Growing up with a health and safety professional as a father, my development could’ve gone one of two ways. There’s still a teenage punk fan somewhere inside me screaming “rebel, stick it to the man”, but given that I run a consultancy focussed on engaging organisations in better safety culture I’ve picked up attitudes that you might deem more laudable as safety excellence.
Death wish
I was initially stunned by an article in the Guardian entitled ‘Cycle helmets – I defend to the last the right not to wear one’. I find it unimaginable that anyone would ride a bike without a helmet. I frequently tut to myself like Steve when I see families riding their bikes in the park, parents without helmets yet their kids with.
I berate my friends if they dare to even consider cycling without head protection and I’ve already begun the battle with my son to make sure he wears a helmet whenever he’s on wheels. Even those promotional ads for the ‘Boris bikes’ scheme in London make me positively bristle with rage when I see smiling people cycling through the city with no helmets on.
Will this potential law to force people to wear helmets help? I certainly think so, but law or no law I’ll still make sure everyone I know (myself included) wears a helmet whenever venturing out on a ride.
What the facts say
Delving into the evidence base for and against the use of helmets whilst cycling, it’s fascinating to find that the rational case is less clear cut than you might think.
Does this shake my belief in helmets?

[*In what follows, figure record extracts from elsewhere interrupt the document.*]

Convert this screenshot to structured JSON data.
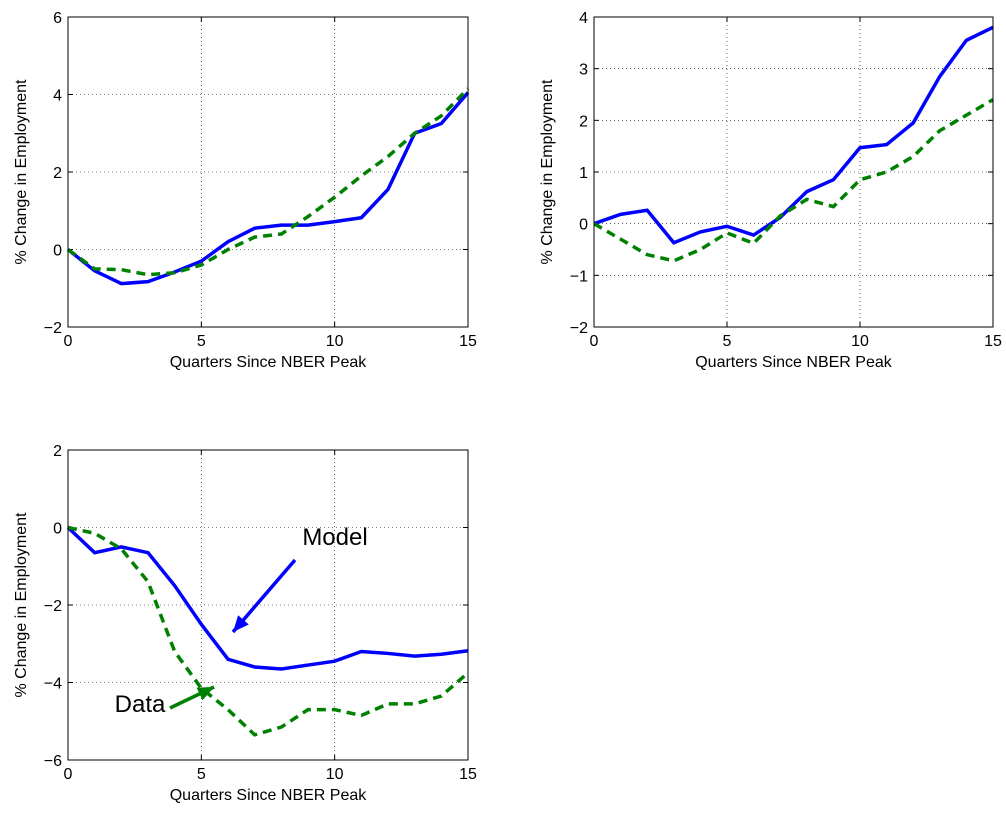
{
  "chart_data": [
    {
      "type": "line",
      "ylabel": "% Change in Employment",
      "xlabel": "Quarters Since NBER Peak",
      "x": [
        0,
        1,
        2,
        3,
        4,
        5,
        6,
        7,
        8,
        9,
        10,
        11,
        12,
        13,
        14,
        15
      ],
      "series": [
        {
          "color": "#0000ff",
          "style": "solid",
          "values": [
            0,
            -0.55,
            -0.88,
            -0.83,
            -0.58,
            -0.3,
            0.2,
            0.55,
            0.63,
            0.63,
            0.72,
            0.82,
            1.55,
            3.0,
            3.25,
            4.05
          ]
        },
        {
          "color": "#008000",
          "style": "dashed",
          "values": [
            0,
            -0.5,
            -0.52,
            -0.65,
            -0.6,
            -0.4,
            0.0,
            0.32,
            0.4,
            0.85,
            1.35,
            1.9,
            2.4,
            3.0,
            3.45,
            4.15
          ]
        }
      ],
      "xlim": [
        0,
        15
      ],
      "xticks": [
        0,
        5,
        10,
        15
      ],
      "ylim": [
        -2,
        6
      ],
      "yticks": [
        {
          "value": -2,
          "label": "−2"
        },
        0,
        2,
        4,
        6
      ],
      "grid": true
    },
    {
      "type": "line",
      "ylabel": "% Change in Employment",
      "xlabel": "Quarters Since NBER Peak",
      "x": [
        0,
        1,
        2,
        3,
        4,
        5,
        6,
        7,
        8,
        9,
        10,
        11,
        12,
        13,
        14,
        15
      ],
      "series": [
        {
          "color": "#0000ff",
          "style": "solid",
          "values": [
            0,
            0.18,
            0.26,
            -0.37,
            -0.16,
            -0.05,
            -0.22,
            0.12,
            0.62,
            0.85,
            1.47,
            1.53,
            1.95,
            2.85,
            3.55,
            3.8
          ]
        },
        {
          "color": "#008000",
          "style": "dashed",
          "values": [
            0,
            -0.3,
            -0.6,
            -0.72,
            -0.5,
            -0.18,
            -0.38,
            0.15,
            0.47,
            0.33,
            0.85,
            1.0,
            1.3,
            1.8,
            2.1,
            2.4
          ]
        }
      ],
      "xlim": [
        0,
        15
      ],
      "xticks": [
        0,
        5,
        10,
        15
      ],
      "ylim": [
        -2,
        4
      ],
      "yticks": [
        {
          "value": -2,
          "label": "−2"
        },
        {
          "value": -1,
          "label": "−1"
        },
        0,
        1,
        2,
        3,
        4
      ],
      "grid": true
    },
    {
      "type": "line",
      "ylabel": "% Change in Employment",
      "xlabel": "Quarters Since NBER Peak",
      "x": [
        0,
        1,
        2,
        3,
        4,
        5,
        6,
        7,
        8,
        9,
        10,
        11,
        12,
        13,
        14,
        15
      ],
      "series": [
        {
          "name": "Model",
          "color": "#0000ff",
          "style": "solid",
          "values": [
            0,
            -0.65,
            -0.5,
            -0.65,
            -1.5,
            -2.5,
            -3.4,
            -3.6,
            -3.65,
            -3.55,
            -3.45,
            -3.2,
            -3.25,
            -3.32,
            -3.27,
            -3.18
          ]
        },
        {
          "name": "Data",
          "color": "#008000",
          "style": "dashed",
          "values": [
            0,
            -0.15,
            -0.55,
            -1.4,
            -3.2,
            -4.15,
            -4.7,
            -5.35,
            -5.15,
            -4.7,
            -4.7,
            -4.85,
            -4.55,
            -4.55,
            -4.35,
            -3.75
          ]
        }
      ],
      "xlim": [
        0,
        15
      ],
      "xticks": [
        0,
        5,
        10,
        15
      ],
      "ylim": [
        -6,
        2
      ],
      "yticks": [
        {
          "value": -6,
          "label": "−6"
        },
        {
          "value": -4,
          "label": "−4"
        },
        {
          "value": -2,
          "label": "−2"
        },
        0,
        2
      ],
      "grid": true
    }
  ]
}
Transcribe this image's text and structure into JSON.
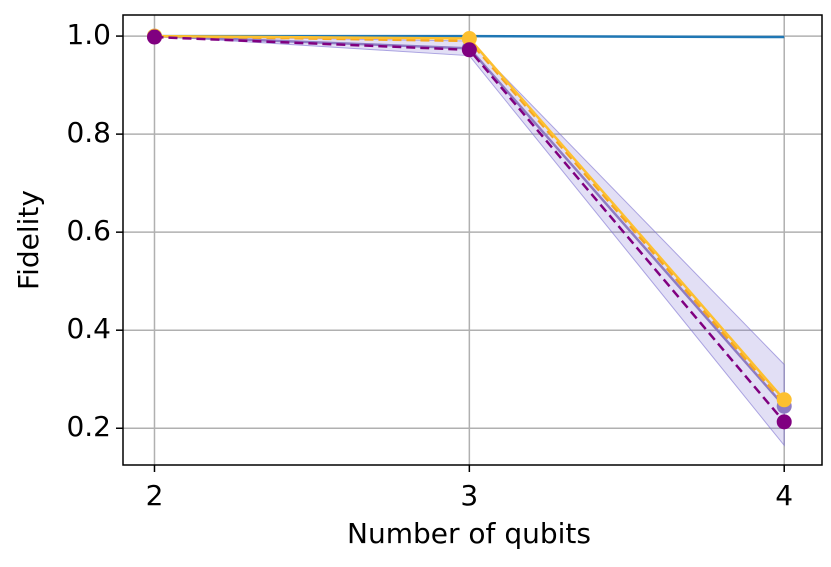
{
  "chart_data": {
    "type": "line",
    "x_label": "Number of qubits",
    "y_label": "Fidelity",
    "x": [
      2,
      3,
      4
    ],
    "xlim": [
      1.9,
      4.12
    ],
    "xticks": [
      2,
      3,
      4
    ],
    "ylim": [
      0.125,
      1.043
    ],
    "yticks": [
      0.2,
      0.4,
      0.6,
      0.8,
      {
        "value": 1,
        "label": "1.0"
      }
    ],
    "grid": true,
    "series": [
      {
        "color": "#1f77b4",
        "dashed": false,
        "marker": false,
        "values": [
          1.0,
          1.0,
          0.998
        ]
      },
      {
        "color": "#8e7cc3",
        "dashed": false,
        "marker": true,
        "values": [
          1.0,
          0.975,
          0.245
        ],
        "band": {
          "color": "#7b6fd0",
          "upper": [
            1.0,
            0.99,
            0.33
          ],
          "lower": [
            1.0,
            0.96,
            0.165
          ]
        }
      },
      {
        "color": "#f5a623",
        "dashed": true,
        "marker": false,
        "values": [
          1.0,
          0.99,
          0.25
        ]
      },
      {
        "color": "#fdc02f",
        "dashed": false,
        "marker": true,
        "values": [
          1.0,
          0.995,
          0.258
        ]
      },
      {
        "color": "#800080",
        "dashed": true,
        "marker": true,
        "values": [
          0.998,
          0.972,
          0.213
        ]
      }
    ]
  }
}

Well, there seems to be the rather obvious fact that if you fall off your bike onto your head, surely you’re better served with protection around it than none?
Yet here was a, presumably, intelligent journalist, with horrific facial and bodily injuries, objecting to a new law because of civil liberties and a less than compelling statistical evidence base.
There’s more to getting people to act safely than rules and regulations alone.
Confirmation bias
This is a classic case – where people have a tendency to favour information which confirms their attitudes, values and beliefs and resist changing their minds despite information to the contrary.
And this presents a big problem in the workplace because people think that imposing safety rules alone will do the job. Lots of head injuries? Simple solution: let’s make hard hats mandatory wherever people work. But that’s rarely enough.
With the wrong attitudes people will rally against this approach – kicking and screaming because they simply don’t want to be proven wrong. So it’s this attitude that you must focus upon, not the rule.
Tough isn’t it? Look on the positive side though; once you get the right attitudes it creates confirmation bias in the opposite direction, so back-pedalling ceases to be an option (providing you grow a supportive safety culture of course!).
You sound like a bundle of laughs, “berating” your friends and “battling” your son, “bristling” with rage when you see happy people on bikes.
Where helmets are made mandatory, cycling falls off overnight. In Melbourne, Australia, cycling declined by 30% when helmet laws were introduced. This has a direct effect on physical health (heart disease, diabetes etc) and so no lives are saved by mandatory helmets – the increased deaths from disease outweigh the marginal benefits from helmets. Let’s not even get into the deaths and injuries caused by increased air pollution and car use as more people find they have no alternative but to drive.
There is not even any compelling evidence to show a reduction in head injuries when wearing a helmet, so it’s your opinion which has a “less than compelling statistical evidence base.” Why don’t motorists and pedestrians wear helmets? Both suffer head injuries in accidents, so surely they’d be better off with them than without? Also, how do cycle hire schemes work if helmets are compulsory – do you want to wear a sweaty second-hand cycle helmet when you hop on a Boris Bike? This is a real issue in Vancouver, Brisbane and Melbourne where compulsory helmet laws have scuppered bike hire schemes. Better just use the car, I guess!
You need to chill out and start respecting other people’s decisions. It’s my life and my head and (believe it or not!) I can do what I want with either.